Jamais le message écologiste n’a été aussi omniprésent sur la place publique. C’est le sujet par excellence, dont on entend parler tous les jours, inlassablement. Aucun autre sujet ne retient autant l’attention des médias.
Pourtant, jamais la pollution n’aura été aussi importante qu’aujourd’hui. Les études montrent que les émissions de gaz à effet de serre au Canada et aux États-Unis, loin de chuter, augmentent en nombre absolu année après année. Les véhicules polluants se vendent en nombre record, et les récentes baisses des ventes doivent de toute évidence être attribuées davantage à la hausse du prix du pétrole qu’à une prise de conscience écologiste.

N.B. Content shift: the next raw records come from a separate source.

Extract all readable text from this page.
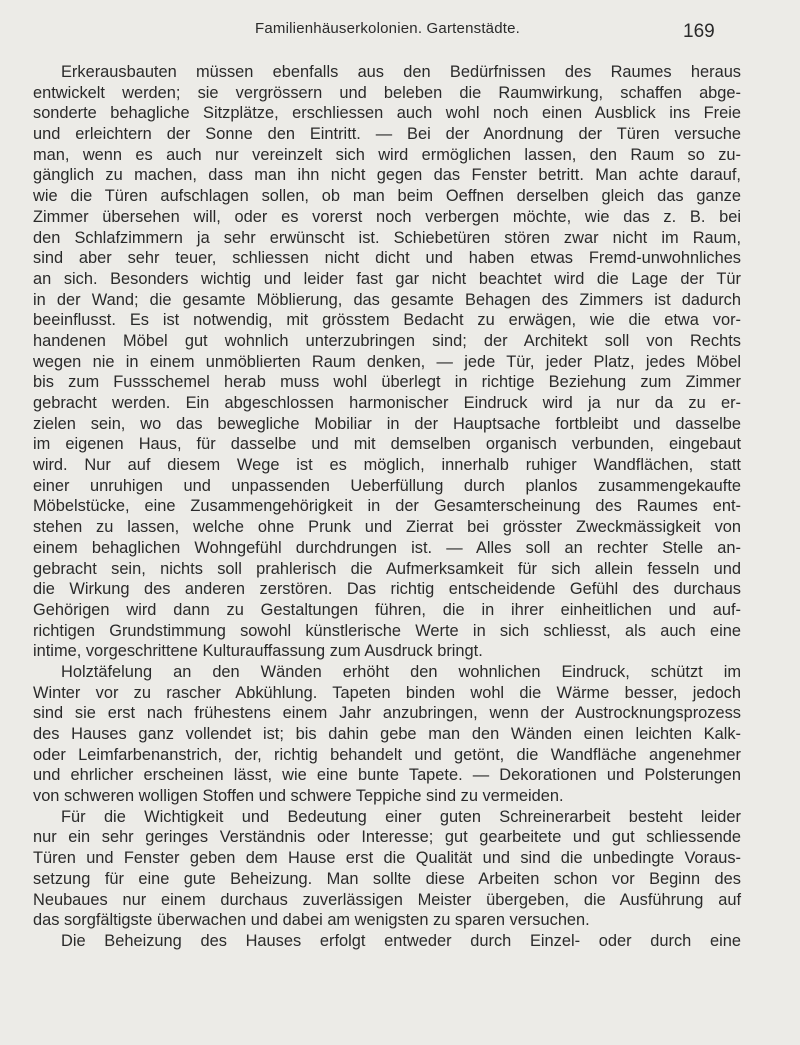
Familienhäuserkolonien. Gartenstädte.	169
Erkerausbauten müssen ebenfalls aus den Bedürfnissen des Raumes heraus
entwickelt werden; sie vergrössern und beleben die Raumwirkung, schaffen abge-
sonderte behagliche Sitzplätze, erschliessen auch wohl noch einen Ausblick ins Freie
und erleichtern der Sonne den Eintritt. — Bei der Anordnung der Türen versuche
man, wenn es auch nur vereinzelt sich wird ermöglichen lassen, den Raum so zu-
gänglich zu machen, dass man ihn nicht gegen das Fenster betritt. Man achte darauf,
wie die Türen aufschlagen sollen, ob man beim Oeffnen derselben gleich das ganze
Zimmer übersehen will, oder es vorerst noch verbergen möchte, wie das z. B. bei
den Schlafzimmern ja sehr erwünscht ist. Schiebetüren stören zwar nicht im Raum,
sind aber sehr teuer, schliessen nicht dicht und haben etwas Fremd-unwohnliches
an sich. Besonders wichtig und leider fast gar nicht beachtet wird die Lage der Tür
in der Wand; die gesamte Möblierung, das gesamte Behagen des Zimmers ist dadurch
beeinflusst. Es ist notwendig, mit grösstem Bedacht zu erwägen, wie die etwa vor-
handenen Möbel gut wohnlich unterzubringen sind; der Architekt soll von Rechts
wegen nie in einem unmöblierten Raum denken, — jede Tür, jeder Platz, jedes Möbel
bis zum Fussschemel herab muss wohl überlegt in richtige Beziehung zum Zimmer
gebracht werden. Ein abgeschlossen harmonischer Eindruck wird ja nur da zu er-
zielen sein, wo das bewegliche Mobiliar in der Hauptsache fortbleibt und dasselbe
im eigenen Haus, für dasselbe und mit demselben organisch verbunden, eingebaut
wird. Nur auf diesem Wege ist es möglich, innerhalb ruhiger Wandflächen, statt
einer unruhigen und unpassenden Ueberfüllung durch planlos zusammengekaufte
Möbelstücke, eine Zusammengehörigkeit in der Gesamterscheinung des Raumes ent-
stehen zu lassen, welche ohne Prunk und Zierrat bei grösster Zweckmässigkeit von
einem behaglichen Wohngefühl durchdrungen ist. — Alles soll an rechter Stelle an-
gebracht sein, nichts soll prahlerisch die Aufmerksamkeit für sich allein fesseln und
die Wirkung des anderen zerstören. Das richtig entscheidende Gefühl des durchaus
Gehörigen wird dann zu Gestaltungen führen, die in ihrer einheitlichen und auf-
richtigen Grundstimmung sowohl künstlerische Werte in sich schliesst, als auch eine
intime, vorgeschrittene Kulturauffassung zum Ausdruck bringt.
Holztäfelung an den Wänden erhöht den wohnlichen Eindruck, schützt im
Winter vor zu rascher Abkühlung. Tapeten binden wohl die Wärme besser, jedoch
sind sie erst nach frühestens einem Jahr anzubringen, wenn der Austrocknungsprozess
des Hauses ganz vollendet ist; bis dahin gebe man den Wänden einen leichten Kalk-
oder Leimfarbenanstrich, der, richtig behandelt und getönt, die Wandfläche angenehmer
und ehrlicher erscheinen lässt, wie eine bunte Tapete. — Dekorationen und Polsterungen
von schweren wolligen Stoffen und schwere Teppiche sind zu vermeiden.
Für die Wichtigkeit und Bedeutung einer guten Schreinerarbeit besteht leider
nur ein sehr geringes Verständnis oder Interesse; gut gearbeitete und gut schliessende
Türen und Fenster geben dem Hause erst die Qualität und sind die unbedingte Voraus-
setzung für eine gute Beheizung. Man sollte diese Arbeiten schon vor Beginn des
Neubaues nur einem durchaus zuverlässigen Meister übergeben, die Ausführung auf
das sorgfältigste überwachen und dabei am wenigsten zu sparen versuchen.
Die Beheizung des Hauses erfolgt entweder durch Einzel- oder durch eine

Comment expliquer que le message écologiste ne passe pas aussi bien qu’on le souhaiterait ? À cette question, le premier réflexe des écologistes eux-mêmes est de blâmer le capitalisme, la société de consommation, les politiciens, la grande entreprise et ainsi de suite. Sans être fausses, ces accusations esquivent pourtant l’essentiel du problème. Car ce sont précisément les individus de ces sociétés qu’il s’agit d’amener à adopter des activités compatibles avec la pérennité de la vie sur terre. Si l’on voulait être polémique, l’on pourrait écrire que bien qu’il existe toutes sortes d’écologistes, le message véhiculé par grand nombre d’entre eux ressemble très souvent à un ascétisme de bien-pensant, difficilement applicable à l’ensemble de la population. Est-ce réaliste, ou même possible, de demander aux individus de déterminer toujours et en tout temps par eux-mêmes la provenance des milliers de produits qu’ils achètent, dans quelles conditions ont été fabriqués ces produits, et ainsi de suite ?
Le problème avec un certain écologisme n’est-il pas précisément son angélisme, sa propension à présenter les enjeux écologistes en termes moraux, avec d’un côté ceux qui font le bien, et de l’autre ceux qui font le mal ? Ou peut-être ne s’agit-il là d’une exagération, d’un simple problème d’image ? La question qu’il faut aujourd’hui se poser, et que pose la revue Argument est la suivante : Et si c’était le message écologiste lui-même qui faisait fausse route ?
Tout en reconnaissant la justesse du diagnostic quant à l’état de la planète formulé par les écologistes, Mathieu Bock-Côté lance le débat en se demandant si l’écologisme tel qu’il se déploie aujourd’hui ne contient pas une dose inquiétante d’antihumanisme. Adoptant une perspective inverse, Jean Zin, écologiste français, se demande quant à lui si l’écologisme n’a pas trop misé sur les solutions individuelles aux problèmes environnementaux, problèmes forcément collectifs. En un mot, se demande Zin, les écologistes ne se sont-ils pas trop compromis avec la société capitaliste marchande, en mettant au rancart l’idéal révolutionnaire d’un changement global ? Enfin, Laure Waridel, écologiste québécoise bien connue, a gentiment accepté de répondre aux questions soulevées par les textes des deux autres contributeurs.